Some healthcare providers are looking to the Severe Asthma Research Program clusters to decipher phenotype more precisely in patients. This may result in the selection of anti-IgE therapy for allergic asthma or anti-eosinophil therapy for later onset hypereosinophilic asthma. Other biomarkers, such as the fraction of exhaled nitric oxide, may also be predictive for patients who would benefit from these medications. However, as Dr Carr highlights, “There is still work to be done toward improving these treatment decision pathways and toward identifying biomarkers that will help with choice of therapy when biologics targeted at different pathways or non-eosinophilic inflammation become available.”
Phenotypic clusters for severe asthma are now well established. The use of biomarkers to diagnose severe asthma and to predict differential therapeutic interventions is, however, still evolving. There remains a need to better define specific endotypes of disease and to develop further diagnostic and predictive biomarkers for these endotypes. This will improve the specificity of therapeutic interventions and, ultimately, patient outcomes.
1. Umetsu DT, McIntire JJ, Akbari O, Macaubus C, DeKruyff RH. Asthma: an epidemic of dysregulated immunity. Nat Immunol. 2002;3(8):715-720.

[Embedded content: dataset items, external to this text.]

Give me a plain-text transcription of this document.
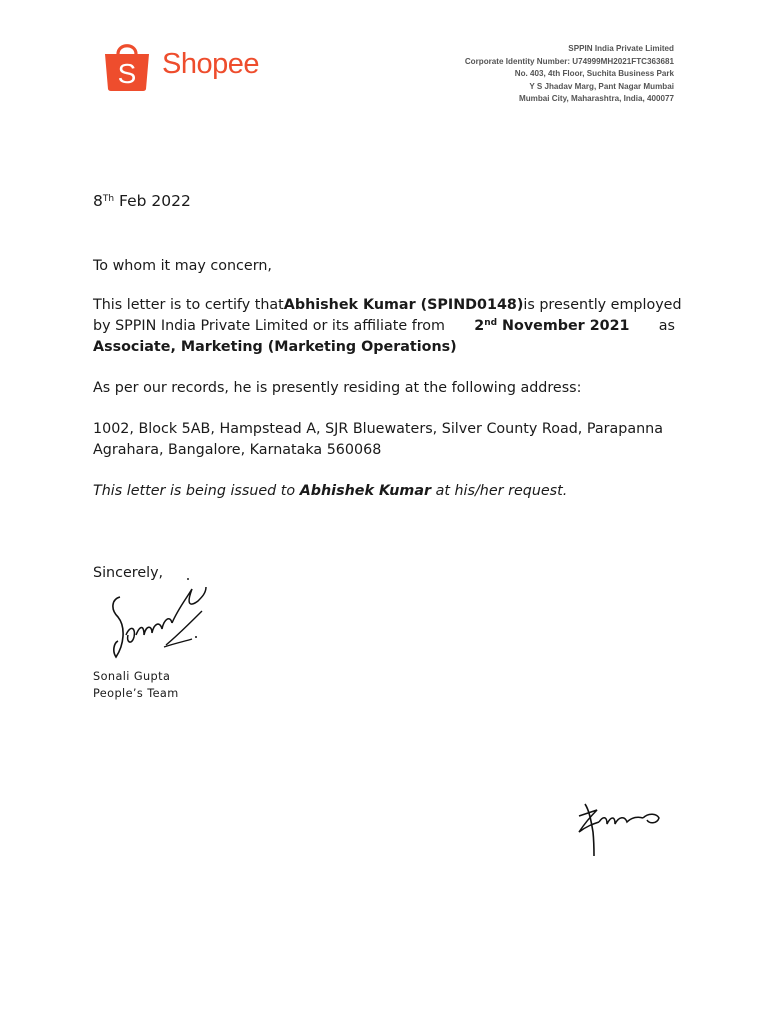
S Shopee	SPPIN India Private Limited
Corporate Identity Number: U74999MH2021FTC363681
No. 403, 4th Floor, Suchita Business Park
Y S Jhadav Marg, Pant Nagar Mumbai
Mumbai City, Maharashtra, India, 400077
8Th Feb 2022
To whom it may concern,
This letter is to certify that Abhishek Kumar (SPIND0148) is presently employed
by SPPIN India Private Limited or its affiliate from 2nd November 2021 as
Associate, Marketing (Marketing Operations)
As per our records, he is presently residing at the following address:
1002, Block 5AB, Hampstead A, SJR Bluewaters, Silver County Road, Parapanna
Agrahara, Bangalore, Karnataka 560068
This letter is being issued to Abhishek Kumar at his/her request.
Sincerely,
Sonali Gupta
People’s Team
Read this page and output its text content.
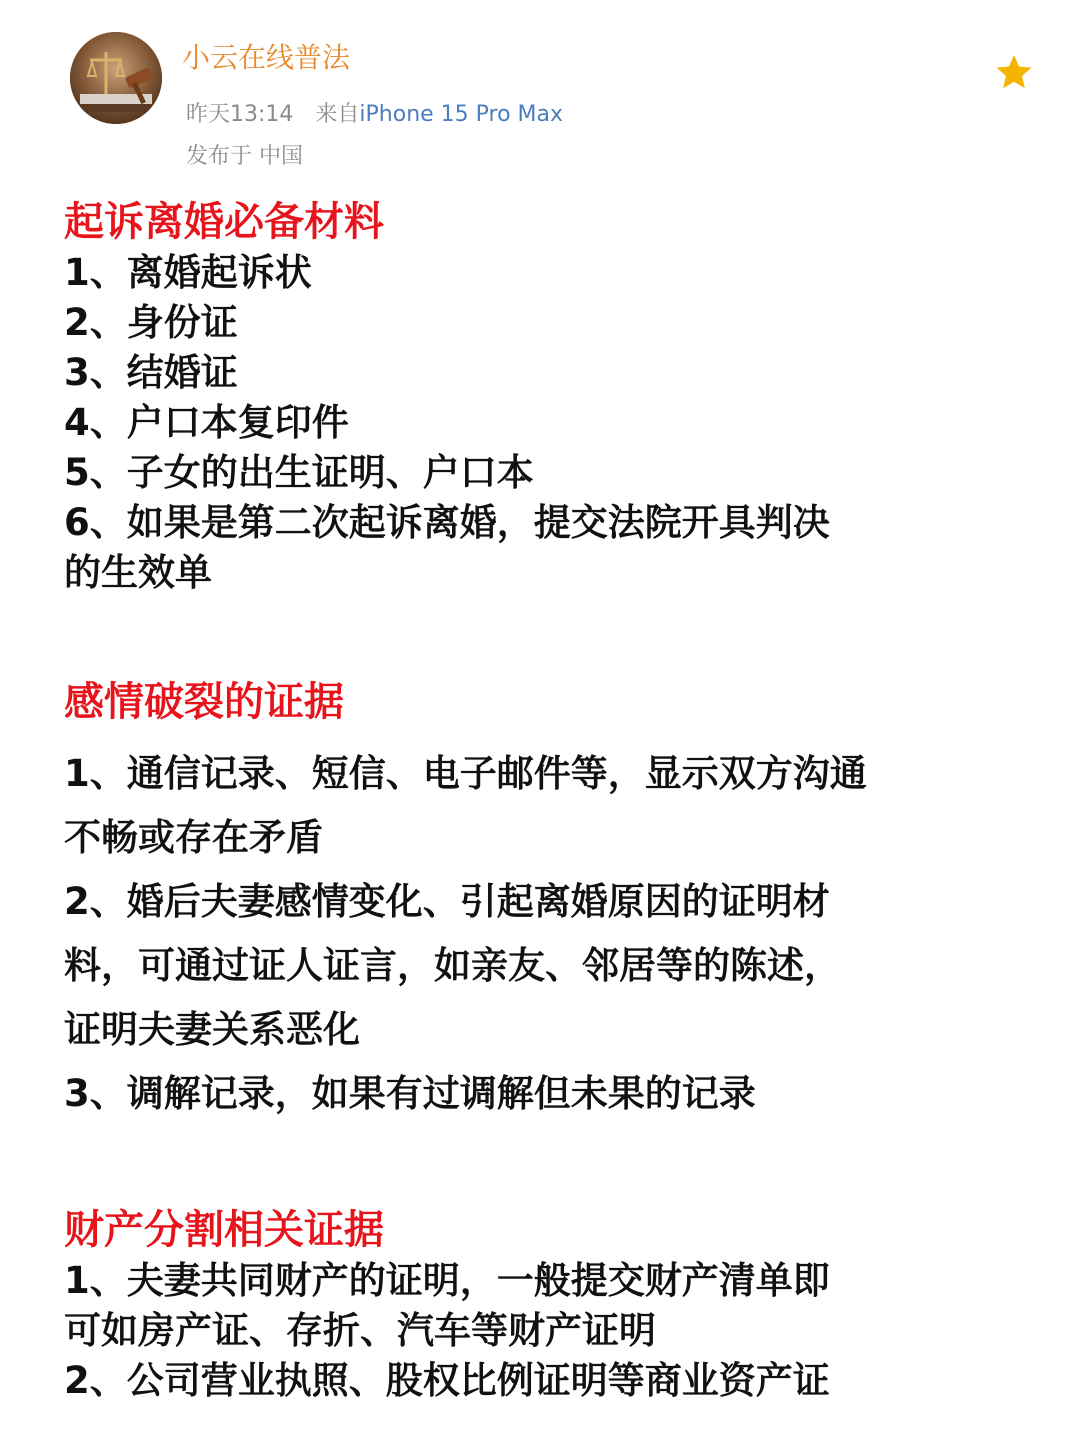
小云在线普法
昨天13:14 来自iPhone 15 Pro Max
发布于 中国
起诉离婚必备材料
1、离婚起诉状
2、身份证
3、结婚证
4、户口本复印件
5、子女的出生证明、户口本
6、如果是第二次起诉离婚，提交法院开具判决
的生效单
感情破裂的证据
1、通信记录、短信、电子邮件等，显示双方沟通
不畅或存在矛盾
2、婚后夫妻感情变化、引起离婚原因的证明材
料，可通过证人证言，如亲友、邻居等的陈述，
证明夫妻关系恶化
3、调解记录，如果有过调解但未果的记录
财产分割相关证据
1、夫妻共同财产的证明，一般提交财产清单即
可如房产证、存折、汽车等财产证明
2、公司营业执照、股权比例证明等商业资产证
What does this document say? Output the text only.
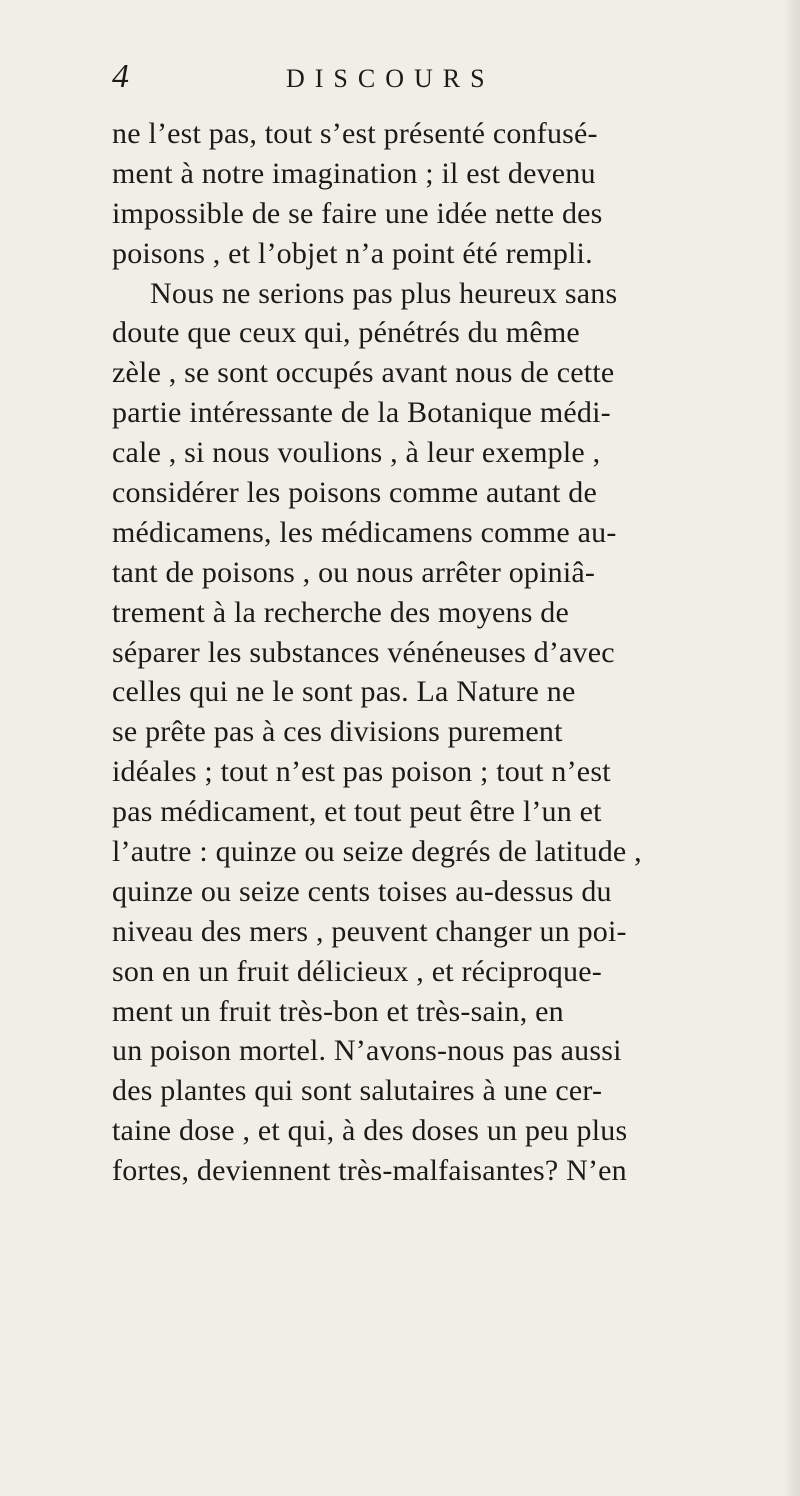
4	DISCOURS
ne l’est pas, tout s’est présenté confusé-
ment à notre imagination ; il est devenu
impossible de se faire une idée nette des
poisons , et l’objet n’a point été rempli.
Nous ne serions pas plus heureux sans
doute que ceux qui, pénétrés du même
zèle , se sont occupés avant nous de cette
partie intéressante de la Botanique médi-
cale , si nous voulions , à leur exemple ,
considérer les poisons comme autant de
médicamens, les médicamens comme au-
tant de poisons , ou nous arrêter opiniâ-
trement à la recherche des moyens de
séparer les substances vénéneuses d’avec
celles qui ne le sont pas. La Nature ne
se prête pas à ces divisions purement
idéales ; tout n’est pas poison ; tout n’est
pas médicament, et tout peut être l’un et
l’autre : quinze ou seize degrés de latitude ,
quinze ou seize cents toises au-dessus du
niveau des mers , peuvent changer un poi-
son en un fruit délicieux , et réciproque-
ment un fruit très-bon et très-sain, en
un poison mortel. N’avons-nous pas aussi
des plantes qui sont salutaires à une cer-
taine dose , et qui, à des doses un peu plus
fortes, deviennent très-malfaisantes? N’en
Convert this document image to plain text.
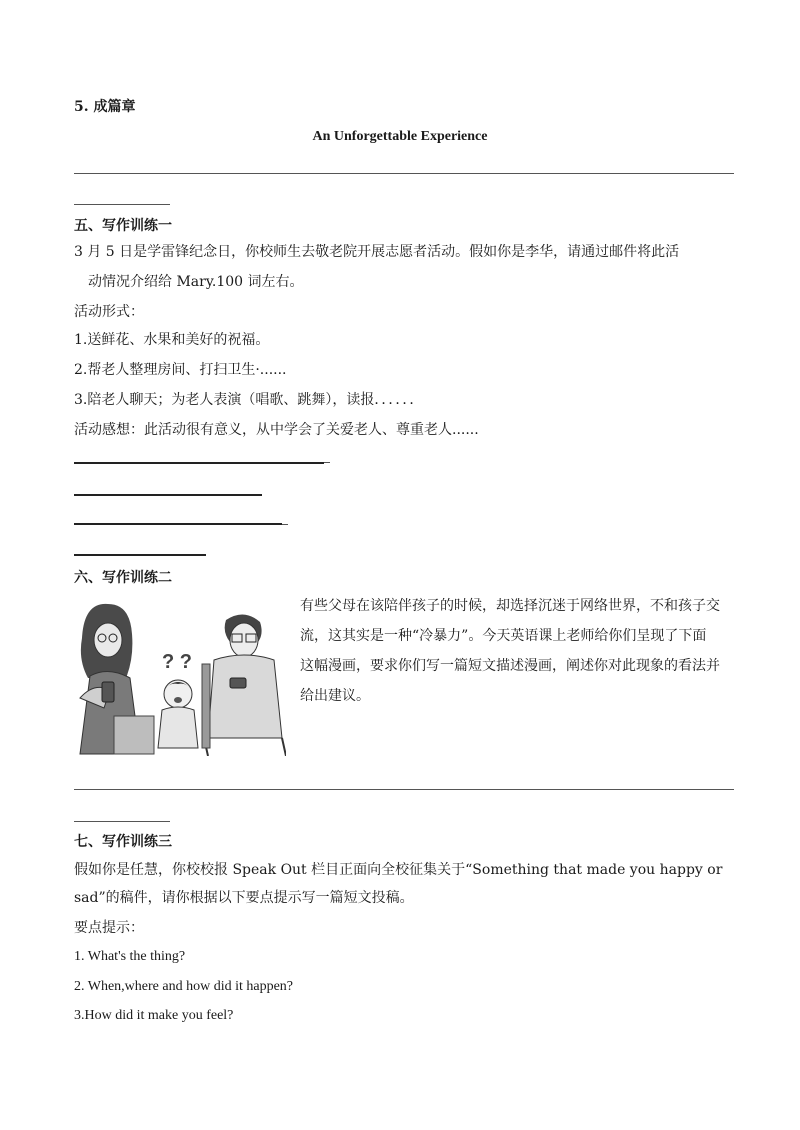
5. 成篇章
An Unforgettable Experience
五、写作训练一
3 月 5 日是学雷锋纪念日，你校师生去敬老院开展志愿者活动。假如你是李华，请通过邮件将此活
动情况介绍给 Mary.100 词左右。
活动形式：
1.送鲜花、水果和美好的祝福。
2.帮老人整理房间、打扫卫生·......
3.陪老人聊天；为老人表演（唱歌、跳舞），读报．．．．．．
活动感想：此活动很有意义，从中学会了关爱老人、尊重老人......
六、写作训练二
? ?
有些父母在该陪伴孩子的时候，却选择沉迷于网络世界，不和孩子交
流，这其实是一种“冷暴力”。今天英语课上老师给你们呈现了下面
这幅漫画，要求你们写一篇短文描述漫画，阐述你对此现象的看法并
给出建议。
七、写作训练三
假如你是任慧，你校校报 Speak Out 栏目正面向全校征集关于“Something that made you happy or
sad”的稿件，请你根据以下要点提示写一篇短文投稿。
要点提示：
1. What's the thing?
2. When,where and how did it happen?
3.How did it make you feel?
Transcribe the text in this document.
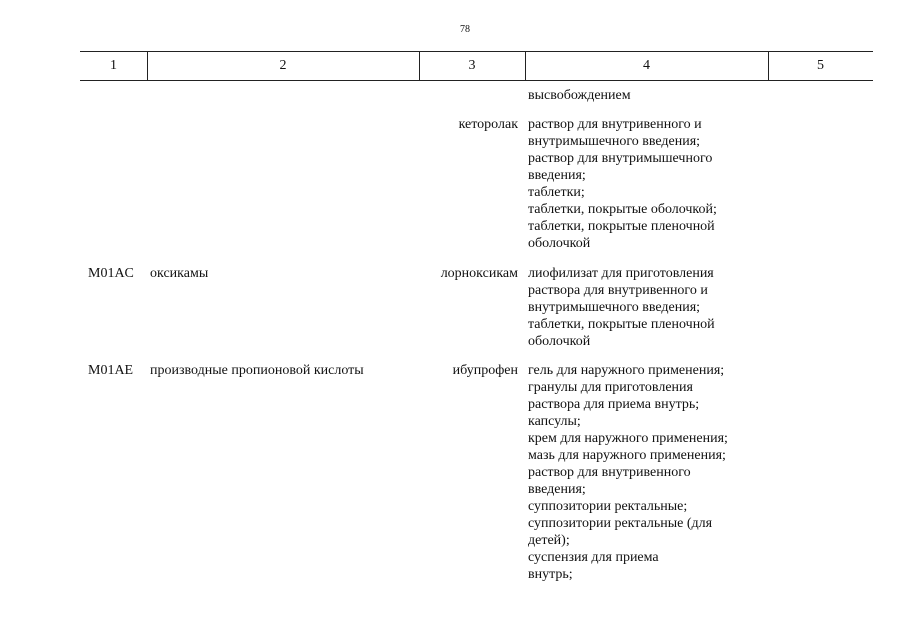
78
1	2	3	4	5
высвобождением
кеторолак раствор для внутривенного и
внутримышечного введения;
раствор для внутримышечного
введения;
таблетки;
таблетки, покрытые оболочкой;
таблетки, покрытые пленочной
оболочкой
M01AC оксикамы	лорноксикам лиофилизат для приготовления
раствора для внутривенного и
внутримышечного введения;
таблетки, покрытые пленочной
оболочкой
M01AE производные пропионовой кислоты	ибупрофен гель для наружного применения;
гранулы для приготовления
раствора для приема внутрь;
капсулы;
крем для наружного применения;
мазь для наружного применения;
раствор для внутривенного
введения;
суппозитории ректальные;
суппозитории ректальные (для
детей);
суспензия для приема
внутрь;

2. Centers for Disease Control and Prevention. 2015 Archived National Asthma Data. https://www.cdc.gov/asthma/archivedata/2015/2015_data.html. Updated May 2018. Accessed May 7, 2019.
3. Carr TF, Kraft M. Use of biomarkers to identify phenotypes and endotypes of severe asthma. Ann Allergy, Asthma Immunol. 2018;121(4):414-420.
4. National Institutes of Health/National Heart, Lung & Blood Institute. Severe Asthma Research Program. http://www.severeasthma.org/. Accessed May 7, 2019.
5. Carr TF, Zeki AA, Kraft M. Eosinophilic and noneosinophilic asthma. Am J Respir Crit Care Med. 2018;197:22-37.